The point is aptly illustrated in Estate of Korthe, supra, 9 Cal.App.3d 572. There, Attorney Rose brought a will contest representing certain beneficiaries under a purportedly revoked will. While the other beneficiaries were independently represented, Rose did the bulk of the work. The probate court awarded Rose $20,000 in attorney fees for his services in preserving a common fund. On appeal, the court reversed on the basis that the common fund doctrine was inapplicable when the parties were represented by separate counsel. In so holding, the court stated: "We appreciate that the record here indicates — and it is not really disputed — that Mr. Rose did the lion's share of the work which led to the highly favorable settlement with Barrett. It may therefore seem inequitable that he should get more or less the same fee from his clients as the other counsel presumably will get from theirs. That, however, is a situation in which attorneys find themselves many times and it is up to them to protect themselves by arrangements with other counsel." ( Id., at pp. 576-577, fn. omitted.)

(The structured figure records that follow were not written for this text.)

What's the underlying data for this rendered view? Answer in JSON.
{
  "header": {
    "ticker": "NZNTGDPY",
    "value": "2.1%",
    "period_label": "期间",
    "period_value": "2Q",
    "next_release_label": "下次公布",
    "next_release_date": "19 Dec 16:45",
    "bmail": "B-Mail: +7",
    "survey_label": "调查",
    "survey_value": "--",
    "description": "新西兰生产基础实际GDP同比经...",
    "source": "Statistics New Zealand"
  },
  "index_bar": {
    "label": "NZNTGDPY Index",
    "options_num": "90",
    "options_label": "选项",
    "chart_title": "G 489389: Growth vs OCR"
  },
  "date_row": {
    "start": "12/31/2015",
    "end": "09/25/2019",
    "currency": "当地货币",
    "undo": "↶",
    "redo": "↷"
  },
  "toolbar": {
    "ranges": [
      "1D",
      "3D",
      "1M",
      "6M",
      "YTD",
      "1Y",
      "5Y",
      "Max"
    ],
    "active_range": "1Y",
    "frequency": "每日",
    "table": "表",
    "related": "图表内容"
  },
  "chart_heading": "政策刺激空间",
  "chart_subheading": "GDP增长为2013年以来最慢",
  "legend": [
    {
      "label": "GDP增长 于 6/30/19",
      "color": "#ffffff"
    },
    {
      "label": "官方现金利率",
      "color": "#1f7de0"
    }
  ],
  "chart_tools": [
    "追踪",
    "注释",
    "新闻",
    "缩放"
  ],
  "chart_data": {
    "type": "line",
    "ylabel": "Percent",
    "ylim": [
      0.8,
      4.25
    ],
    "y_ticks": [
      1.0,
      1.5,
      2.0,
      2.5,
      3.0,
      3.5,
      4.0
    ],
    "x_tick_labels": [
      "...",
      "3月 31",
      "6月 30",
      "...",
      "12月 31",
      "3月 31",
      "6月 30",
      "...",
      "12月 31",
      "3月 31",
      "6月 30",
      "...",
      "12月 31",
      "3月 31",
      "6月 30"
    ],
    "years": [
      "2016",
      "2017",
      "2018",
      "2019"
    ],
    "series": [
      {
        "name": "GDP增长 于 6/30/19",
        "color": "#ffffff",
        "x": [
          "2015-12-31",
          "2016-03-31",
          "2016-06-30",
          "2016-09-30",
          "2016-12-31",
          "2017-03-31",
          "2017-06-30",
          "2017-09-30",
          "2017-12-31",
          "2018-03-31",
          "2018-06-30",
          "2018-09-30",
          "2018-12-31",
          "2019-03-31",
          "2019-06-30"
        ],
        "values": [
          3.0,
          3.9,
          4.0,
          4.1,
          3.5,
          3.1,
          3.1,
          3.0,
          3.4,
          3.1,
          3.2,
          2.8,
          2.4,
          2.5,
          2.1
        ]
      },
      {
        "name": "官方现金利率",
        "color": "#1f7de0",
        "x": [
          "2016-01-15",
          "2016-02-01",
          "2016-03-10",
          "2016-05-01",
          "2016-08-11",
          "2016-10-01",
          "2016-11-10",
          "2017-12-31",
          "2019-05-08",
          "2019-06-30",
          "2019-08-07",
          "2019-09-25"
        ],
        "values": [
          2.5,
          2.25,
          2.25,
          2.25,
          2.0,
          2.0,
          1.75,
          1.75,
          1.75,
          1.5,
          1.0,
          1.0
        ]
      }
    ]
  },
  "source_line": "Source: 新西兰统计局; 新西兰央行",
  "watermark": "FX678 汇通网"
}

The Kaplan court underscored the statutory inhibition to attempts to quantify the respective professional contributions: "It is manifest from their language that the sections do not require or permit the court to weigh the respective contributions of each counsel so long as both have been active in the creation of the fund out of which fees are awarded." (79 Cal.App.3d at p. 710.)
Indeed, in Walsh I, we also stated that: "Where such active participation is demonstrated, sound policy reasons (prolonged litigation and likely duplicative efforts) militate against efforts to weigh the relative contributions of counsel in an attempt to avoid liability for the other party's attorney's fees." (133 Cal.App.3d at p. 768.)
In conclusion, the pivotal issue of active participation by separate counsel is a question of fact for the trial court alone. The trial court having found on the evidence before it that intervener's counsel actively participated in the underlying litigation, plaintiff is not entitled to an apportionment of attorney fees notwithstanding his counsel's comparatively greater degree of active participation.
The order or judgment is affirmed.
Elkington, J., and Newsom, J., concurred.